Princeton-CDH / geniza

version 4.x of the Princeton Geniza Project
https://geniza.princeton.edu
Apache License 2.0
11 stars 2 forks source link

Data cleanup for sources of unpublished transcriptions marked with languages (must be unspecified) #1464

Open kseniaryzhova opened 1 year ago

kseniaryzhova commented 1 year ago

In order to help you all maintain consistency across the DB, I've come up with a handful of lists for data cleanup. We can make a new chore issue if that's helpful. I imagine most of these that are unpublished will need the new "Unspecified" language option, but don't want to assume that and programmatically reassign all of them if that's incorrect for any.

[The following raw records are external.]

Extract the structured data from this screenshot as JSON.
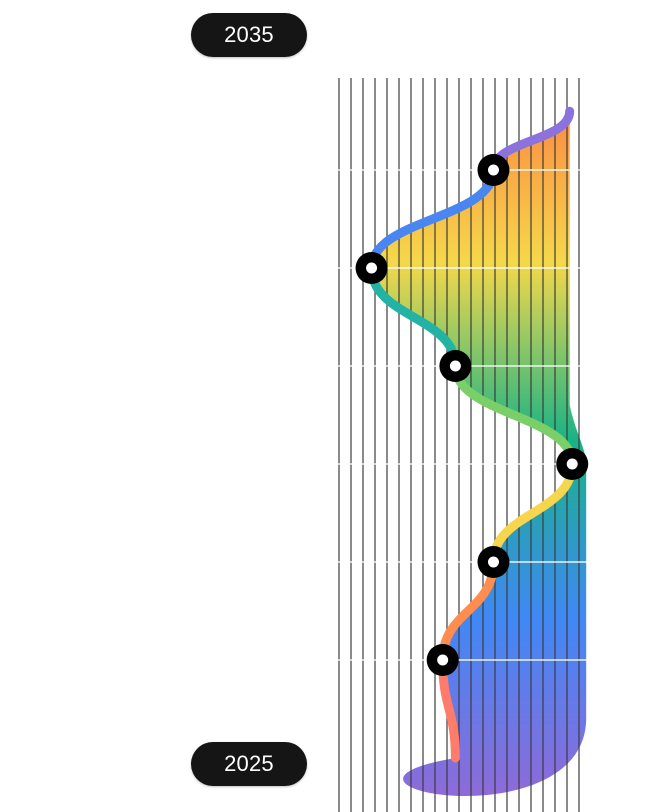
{
  "timeline": {
    "end_year": "2035",
    "start_year": "2025"
  },
  "chart_data": {
    "type": "line",
    "title": "",
    "xlabel": "",
    "ylabel": "",
    "series": [
      {
        "name": "",
        "points": [
          {
            "x": 0.47,
            "y": 0.0
          },
          {
            "x": 0.42,
            "y": 1.0
          },
          {
            "x": 0.62,
            "y": 2.0
          },
          {
            "x": 0.93,
            "y": 3.0
          },
          {
            "x": 0.47,
            "y": 4.0
          },
          {
            "x": 0.14,
            "y": 5.0
          },
          {
            "x": 0.62,
            "y": 6.0
          },
          {
            "x": 0.92,
            "y": 6.6
          }
        ]
      }
    ],
    "markers": [
      {
        "x": 0.42,
        "y": 1.0
      },
      {
        "x": 0.62,
        "y": 2.0
      },
      {
        "x": 0.93,
        "y": 3.0
      },
      {
        "x": 0.47,
        "y": 4.0
      },
      {
        "x": 0.14,
        "y": 5.0
      },
      {
        "x": 0.62,
        "y": 6.0
      }
    ],
    "xlim": [
      0,
      1
    ],
    "ylim": [
      0,
      7
    ],
    "grid": true,
    "gradient_colors": [
      "#8f6ad9",
      "#4088f5",
      "#19b386",
      "#f5d84a",
      "#fd7e42"
    ]
  }
}
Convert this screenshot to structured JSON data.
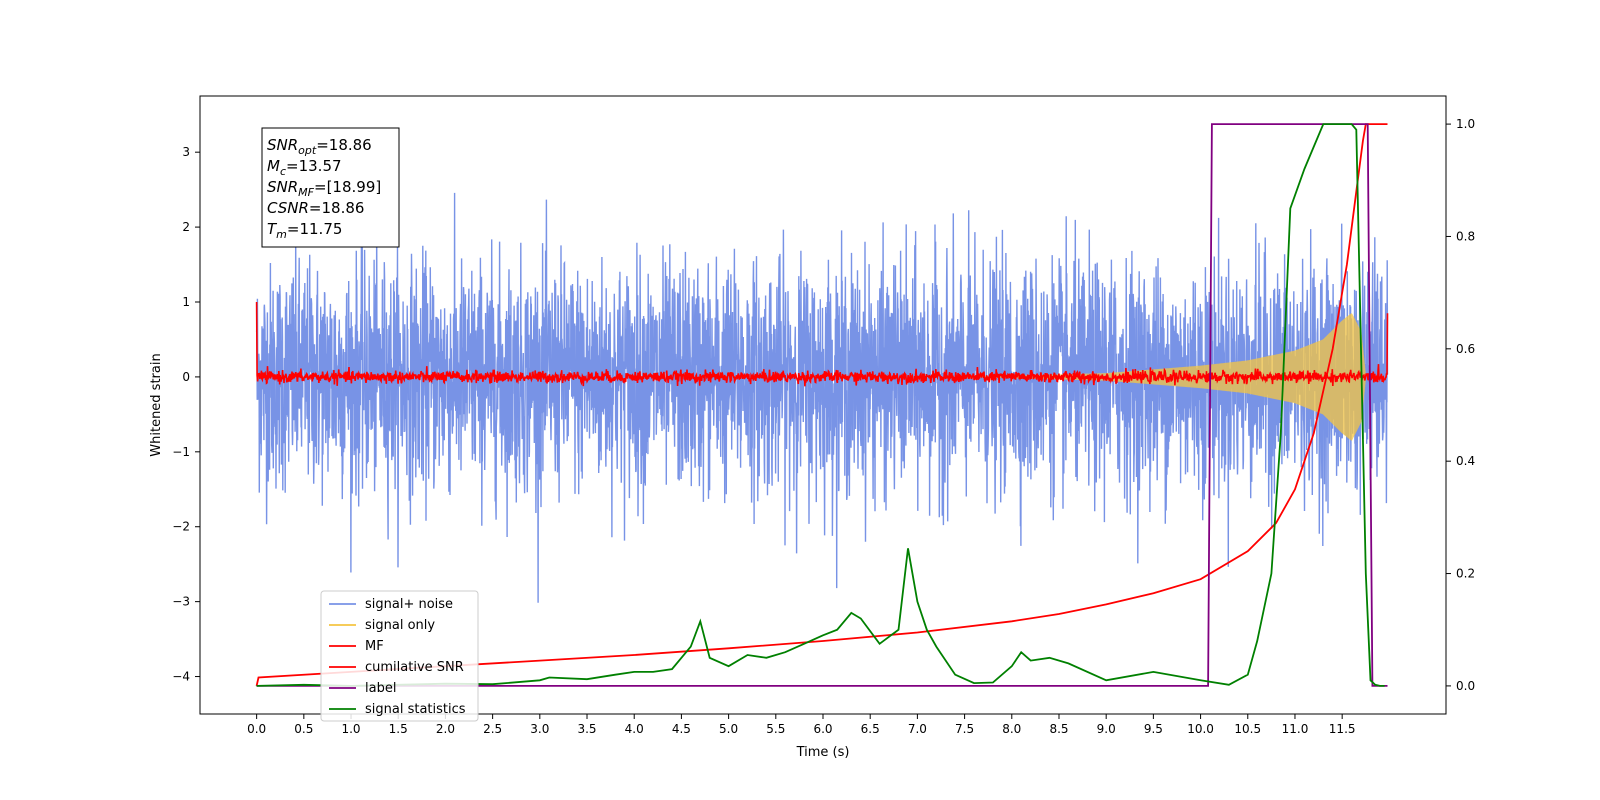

Sources with no language selected (from before the constraint was added; note that all of these happen to be unpublished) Sources marked as Judaeo-Arabic (I assume all of these should be reassigned?) Sources marked as Ottoman Turkish (this too) Unpublished sources marked as Hebrew Unpublished sources marked as Arabic

It's possible there are other examples of non-unpublished editions incorrectly marked as Hebrew (I checked Arabic and didn't see any), so it's probably worth going through ALL the sources marked as being in Hebrew and checking them individually:

All sources in Hebrew

blms commented 11 months ago

@kseniaryzhova This one is now good to go, whenever you have time to look through these, as the new "Unspecified" language option is live in production.

richmanrachel commented 7 months ago

@blms and @kseniaryzhova - is this ready to close?

kseniaryzhova commented 7 months ago

@richmanrachel I'm keeping it open as a reminder to myself, but Ben's portion of the work is done, it's now in our hands. Lower priority given everything else though.